I can never bring myself to do just a plain o’lantern. I have to create a spider o’lantern or an alien or Barbara Manatee or a squatty little owl. And then I take way too much pride in lighting it and displaying it – just right – on the porch come trick or treating time.

I’m a dork. But hey, it’s the little things, right?

Another thing to love about pumpkin carving is the snacks we get out of it. The snacks we literally get out of it – right out of the pumpkin. Grab those seeds, season them just right, and roast the pumpkin seeds in your oven to get all perfectly crunchy and toasty brown while you’re working on your orange masterpiece.

Here’s how to roast pumpkin seeds, along with three delicious ways we love to make them: kettle corn style; sweet, spicy, & savory; and basic salt & black pepper.
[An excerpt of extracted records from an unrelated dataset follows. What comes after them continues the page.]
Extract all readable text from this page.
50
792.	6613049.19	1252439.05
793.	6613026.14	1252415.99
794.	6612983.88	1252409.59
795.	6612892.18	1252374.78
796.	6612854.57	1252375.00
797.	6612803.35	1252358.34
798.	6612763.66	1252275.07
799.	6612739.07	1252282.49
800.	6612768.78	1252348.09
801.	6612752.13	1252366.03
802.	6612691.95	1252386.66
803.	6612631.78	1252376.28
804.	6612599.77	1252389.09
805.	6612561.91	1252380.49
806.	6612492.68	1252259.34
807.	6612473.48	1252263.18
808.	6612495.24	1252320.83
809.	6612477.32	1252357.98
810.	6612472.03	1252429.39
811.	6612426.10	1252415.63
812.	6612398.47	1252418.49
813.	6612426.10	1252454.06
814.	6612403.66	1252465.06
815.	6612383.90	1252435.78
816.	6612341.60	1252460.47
How to Roast Pumpkin Seeds
Recipe Type: Snack
Author: Kitchen Treaty
Prep time: 15 mins
Cook time: 25 mins
Total time: 40 mins
Serves: 2 cups
Delicious, healthy pumpkin seeds are the perfect pumpkin-carving snack. Whether you’re pureeing your own pumpkin or creating your jack o’masterpiece, don’t let these little gems go to waste! They’re easy to roast to crunchy perfection. Here’s how to roast pumpkin seeds.
Ingredients
  • 2 cups pumpkin seeds (unshelled)
  • 2 tablespoons vegetable or canola oil
  • 1/4 – 1/2 teaspoon kosher salt, to taste
  • Other seasonings/flavorings as desired (see below for three variations)
Instructions
  1. Heat oven to 325 degrees Fahrenheit.
  2. As you’re pulling the guts and seeds out of the pumpkin, place them in a large bowl.
  3. Lay three or four dish towels on the counter. Fill the bowl with water and, with your hands, work the seeds off of the innards, removing the innards. The pumpkin seeds will float. Skim the seeds off of the top of the water and place on the layer of towels.
  4. Allow seeds to dry for about an hour.
  5. In a medium bowl, toss the seeds, oil, salt, and other seasonings/flavorings as desired.
  6. Spread in a single layer on a large baking sheet.
  7. Bake for about 25 minutes. Starting at about 15 minutes, stir the seeds every five minutes and keep a close eye on them until they begin turn light golden brown.
  8. Remove from oven and let cool for 5 – 10 minutes. Serve.
  9. Pumpkin seeds will keep in a zippered bag at room temperature for about a week.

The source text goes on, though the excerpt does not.